With Be’Anka Asholu, VP of Marketing and Alex Mohring, Sr. Marketing Manager at Propel
Be’Anka Asholu and Alex Mohring work together at Propel, where they focus on the best outcomes for the company despite regular disagreements about the best way to achieve that. Be’Anka makes the case for bringing in Alex as Marketing Ops to build her relationship as VP with the CMO, and why they decided to use a different approach for scoring that focuses on a buyer-centric journey.
Be'Anka Asholu is the VP of Marketing at Propel. Be’Anka is an experienced marketing operations, content marketing, and demand generation leader who is obsessed with aligning talent and responsibilities to drive measurable results. She began my career in journalism before quickly moving into marketing technology, sales operations, and integrated campaign execution in the legal, cyber security, and retail analytics spaces.
In addition to her executive role at Propel, she’s also the Co-Founder and CMO of Nirvana Soul Coffee Purveyors in downtown San Jose.
Alex Mohring is the Sr. Marketing Manager at Propel. Alex is passionate about finding creative solutions. He is data driven with a deep understanding of digital marketing, and looking for that next product/startup ready for growth.
How do you handle disagreements?
(Be’Anka) We disagree on pretty much everything. For instance, we approach campaigns and ways of setting up Marketo differently. I used to be in Marketo every single day earlier in her career. I have some rigid ideas of how things should be run from naming conventions all the way through to how you're measuring things.

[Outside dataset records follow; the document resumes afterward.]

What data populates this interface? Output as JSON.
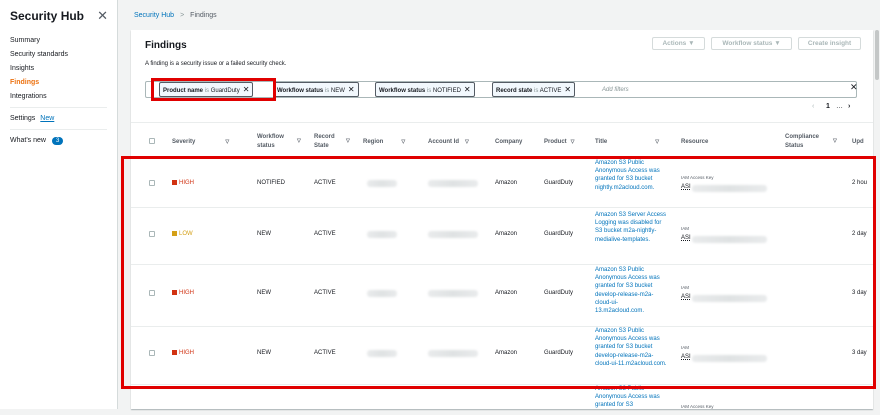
{
  "sidebar": {
    "title": "Security Hub",
    "items": [
      "Summary",
      "Security standards",
      "Insights",
      "Findings",
      "Integrations"
    ],
    "settings_label": "Settings",
    "new_label": "New",
    "whats_new": "What's new",
    "whats_new_count": "3"
  },
  "breadcrumb": {
    "root": "Security Hub",
    "current": "Findings"
  },
  "findings": {
    "title": "Findings",
    "description": "A finding is a security issue or a failed security check.",
    "actions_label": "Actions ▼",
    "workflow_status_label": "Workflow status ▼",
    "create_insight_label": "Create insight",
    "add_filters_placeholder": "Add filters",
    "filters": [
      {
        "field": "Product name",
        "op": "is",
        "value": "GuardDuty"
      },
      {
        "field": "Workflow status",
        "op": "is",
        "value": "NEW"
      },
      {
        "field": "Workflow status",
        "op": "is",
        "value": "NOTIFIED"
      },
      {
        "field": "Record state",
        "op": "is",
        "value": "ACTIVE"
      }
    ],
    "pager": {
      "prev": "‹",
      "page": "1",
      "ellipsis": "…",
      "next": "›"
    }
  },
  "table": {
    "columns": [
      "Severity",
      "Workflow status",
      "Record State",
      "Region",
      "Account Id",
      "Company",
      "Product",
      "Title",
      "Resource",
      "Compliance Status",
      "Upd"
    ],
    "rows": [
      {
        "severity": "HIGH",
        "workflow": "NOTIFIED",
        "record": "ACTIVE",
        "company": "Amazon",
        "product": "GuardDuty",
        "title": "Amazon S3 Public Anonymous Access was granted for S3 bucket nightly.m2acloud.com.",
        "res_type": "IAM Access Key",
        "res_id": "ASI",
        "updated": "2 hou"
      },
      {
        "severity": "LOW",
        "workflow": "NEW",
        "record": "ACTIVE",
        "company": "Amazon",
        "product": "GuardDuty",
        "title": "Amazon S3 Server Access Logging was disabled for S3 bucket m2a-nightly-medialive-templates.",
        "res_type": "IAM",
        "res_id": "ASI",
        "updated": "2 day"
      },
      {
        "severity": "HIGH",
        "workflow": "NEW",
        "record": "ACTIVE",
        "company": "Amazon",
        "product": "GuardDuty",
        "title": "Amazon S3 Public Anonymous Access was granted for S3 bucket develop-release-m2a-cloud-ui-13.m2acloud.com.",
        "res_type": "IAM",
        "res_id": "ASI",
        "updated": "3 day"
      },
      {
        "severity": "HIGH",
        "workflow": "NEW",
        "record": "ACTIVE",
        "company": "Amazon",
        "product": "GuardDuty",
        "title": "Amazon S3 Public Anonymous Access was granted for S3 bucket develop-release-m2a-cloud-ui-11.m2acloud.com.",
        "res_type": "IAM",
        "res_id": "ASI",
        "updated": "3 day"
      },
      {
        "title": "Amazon S3 Public Anonymous Access was granted for S3",
        "res_type": "IAM Access Key"
      }
    ]
  },
  "colors": {
    "high": "#d13212",
    "low": "#d4a017",
    "accent": "#ec7211",
    "link": "#0073bb",
    "highlight": "#e00000"
  }
}
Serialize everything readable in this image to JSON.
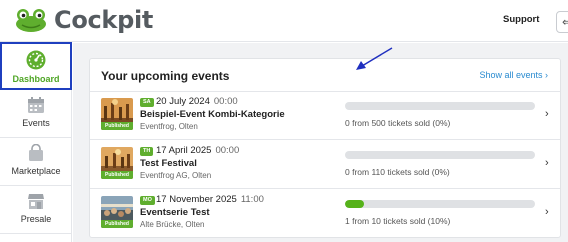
{
  "app": {
    "name": "Cockpit"
  },
  "header": {
    "support_label": "Support",
    "logout_icon": "logout-icon"
  },
  "sidebar": {
    "items": [
      {
        "label": "Dashboard",
        "icon": "gauge-icon",
        "active": true
      },
      {
        "label": "Events",
        "icon": "calendar-icon",
        "active": false
      },
      {
        "label": "Marketplace",
        "icon": "shopping-bag-icon",
        "active": false
      },
      {
        "label": "Presale",
        "icon": "store-icon",
        "active": false
      }
    ]
  },
  "events_card": {
    "title": "Your upcoming events",
    "show_all_label": "Show all events ›",
    "events": [
      {
        "day": "SA",
        "date": "20 July 2024",
        "time": "00:00",
        "title": "Beispiel-Event Kombi-Kategorie",
        "venue": "Eventfrog, Olten",
        "status": "Published",
        "sold_text": "0 from 500 tickets sold (0%)",
        "progress": 0
      },
      {
        "day": "TH",
        "date": "17 April 2025",
        "time": "00:00",
        "title": "Test Festival",
        "venue": "Eventfrog AG, Olten",
        "status": "Published",
        "sold_text": "0 from 110 tickets sold (0%)",
        "progress": 0
      },
      {
        "day": "MO",
        "date": "17 November 2025",
        "time": "11:00",
        "title": "Eventserie Test",
        "venue": "Alte Brücke, Olten",
        "status": "Published",
        "sold_text": "1 from 10 tickets sold (10%)",
        "progress": 0.1
      }
    ]
  },
  "colors": {
    "accent": "#5fae2e",
    "link": "#2a8bd0",
    "highlight_border": "#1f3fbf",
    "annotation_arrow": "#1f2fbf"
  }
}
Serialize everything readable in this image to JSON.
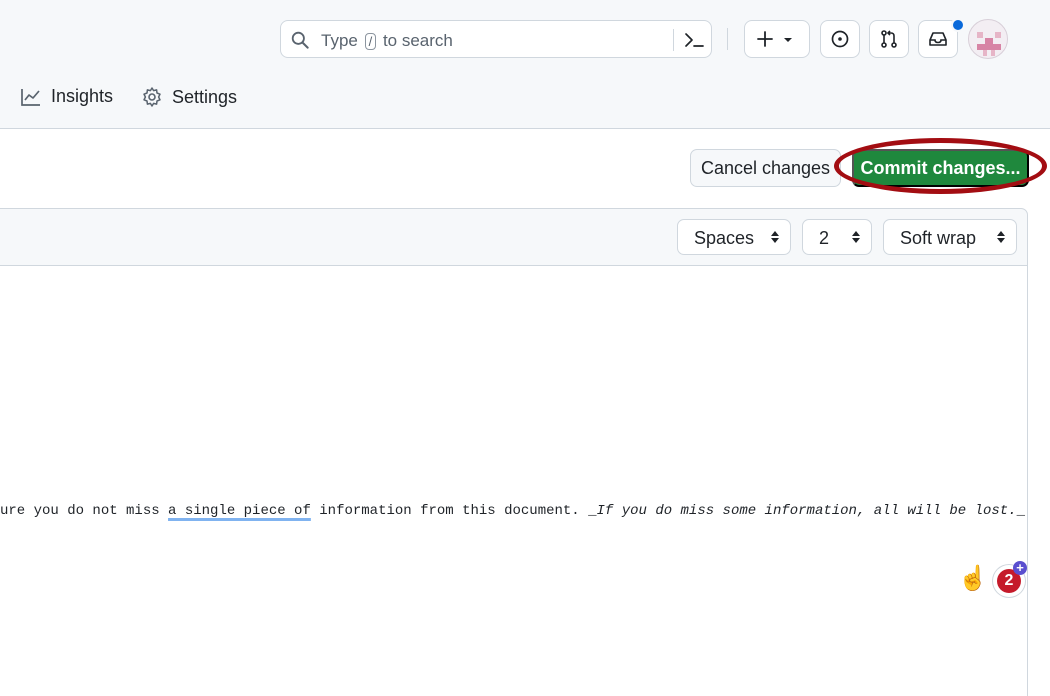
{
  "header": {
    "search": {
      "placeholder_before": "Type",
      "slash_key": "/",
      "placeholder_after": "to search"
    },
    "notification_dot_color": "#0969da"
  },
  "nav": {
    "insights": "Insights",
    "settings": "Settings"
  },
  "actions": {
    "cancel_label": "Cancel changes",
    "commit_label": "Commit changes...",
    "commit_color": "#1f883d"
  },
  "editor": {
    "indent_mode": "Spaces",
    "indent_size": "2",
    "wrap_mode": "Soft wrap",
    "line": {
      "part1": "ure you do not miss ",
      "underlined": "a single piece of",
      "part2": " information from this document. _",
      "italic": "If you do miss some information, all will be lost.",
      "part3": "_"
    }
  },
  "badge": {
    "count": "2",
    "plus": "+"
  }
}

Now I’m not in Marketo every day. That job has been reserved for Alex and his team. When I have an idea about how we should set up scoring, or do more segmentation a certain way, he's already got things in motion that I could be messing up by implementing this new thing.

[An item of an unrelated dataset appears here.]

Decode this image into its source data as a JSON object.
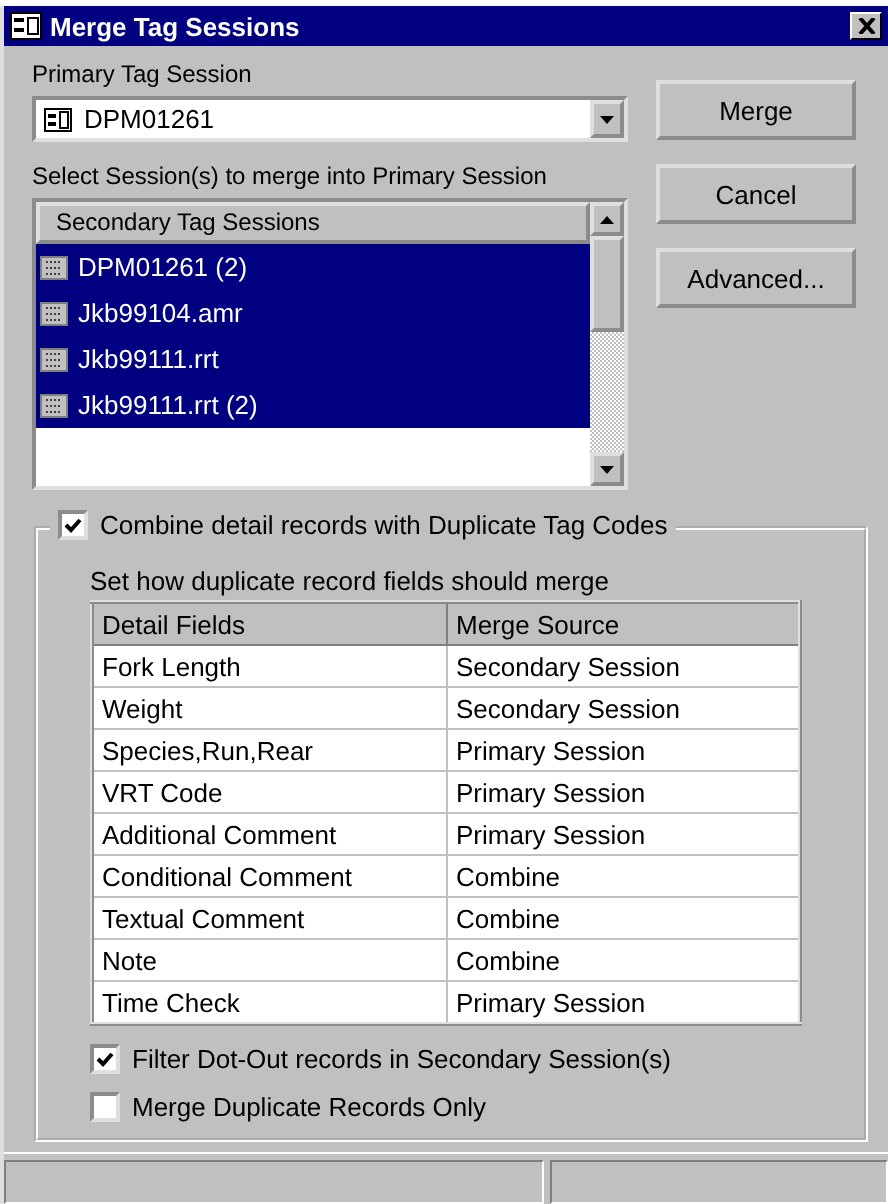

Alex will be the one to say, “Maybe that's not the best way to do that.” Sometimes he’ll flat out tell me that we can't do that because this specific thing is happening. It’ll be five or ten minutes of us arguing back and forth before settling on something and saying, “Perfect. Let's do it that way.”
(Alex) She’s not as close to the intricacies that my team deals with. I’ll take her idea and try to think of ways to include it in the framework of the day-to-day operations she’s farther removed from. If we both feel strongly about something we work hard to come to a common ground. When it comes down to it, we both want the best outcome for the organization.

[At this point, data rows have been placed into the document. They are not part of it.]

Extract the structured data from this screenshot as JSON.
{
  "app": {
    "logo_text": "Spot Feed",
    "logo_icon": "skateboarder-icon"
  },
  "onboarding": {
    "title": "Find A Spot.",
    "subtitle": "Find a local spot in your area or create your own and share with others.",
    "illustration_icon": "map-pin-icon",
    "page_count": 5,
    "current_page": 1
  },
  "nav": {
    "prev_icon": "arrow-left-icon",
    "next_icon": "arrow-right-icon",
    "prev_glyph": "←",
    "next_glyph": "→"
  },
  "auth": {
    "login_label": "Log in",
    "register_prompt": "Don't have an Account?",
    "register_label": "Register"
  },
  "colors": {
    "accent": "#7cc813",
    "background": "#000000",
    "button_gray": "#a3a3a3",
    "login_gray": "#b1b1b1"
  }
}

How does Marketing Ops build relationships with the VP and CMO?
(Be’Anka) I love this question a lot because I started at this company a couple years ago as a director of Demand Gen. Alex joined shortly after me. After I was promoted to VP the big difference I noticed is that when I was at the director level, Alex was included pretty much automatically in meetings I would have. If there was a decision making thing that was happening, it wasn't weird for him to be there.
When I was promoted to VP, all of a sudden I found myself in these conversations with the CMO where I wondered why Alex wasn’t there. There’s a weird expectation that the VP has to know everything about every functional area and be able to speak for it. That’s why MOPs should be involved as a resource for VPs when building a relationship with the CMO. Bringing Alex into those conversations ensures faster planning.
You’ve worked on a different approach for new scoring at Propel. Why did you feel the need to take a different approach to scoring in the first place?
(Be’Anka) Buyers are smarter than we give them credit for. Yet companies are very seller specific. We’re used to putting things in place to make sure we can capture data that we can score, which can create friction for users oftentimes just trying to get information.
In the past, all of our content was gated because we needed scoring information and we didn't see another way to get that. It was all about us, us, us.. We started last year to make this shift into what it would look like if we were a company that was more buyer centric and what it took to put them first and their experience first.
How would that buyer-focus approach change how we set up our campaigns, how we distributed content and what channels we use and how we use those channels? That's what started this thought about maybe there are some people coming to us literally just to engage with content. Maybe they're not ready just yet to convert to a sale.
(Alex) We’re looking more strongly at the audience that normally comes from content download and focusing on engaging that audience. We’re not trying to push these people, get to this magical lead score that then they become an MQL and they're forced over to a salesperson. Instead we are focusing on this brand engagement audience, which we're hoping that we can become a more trusted advisor for instead of just trying to sell them something.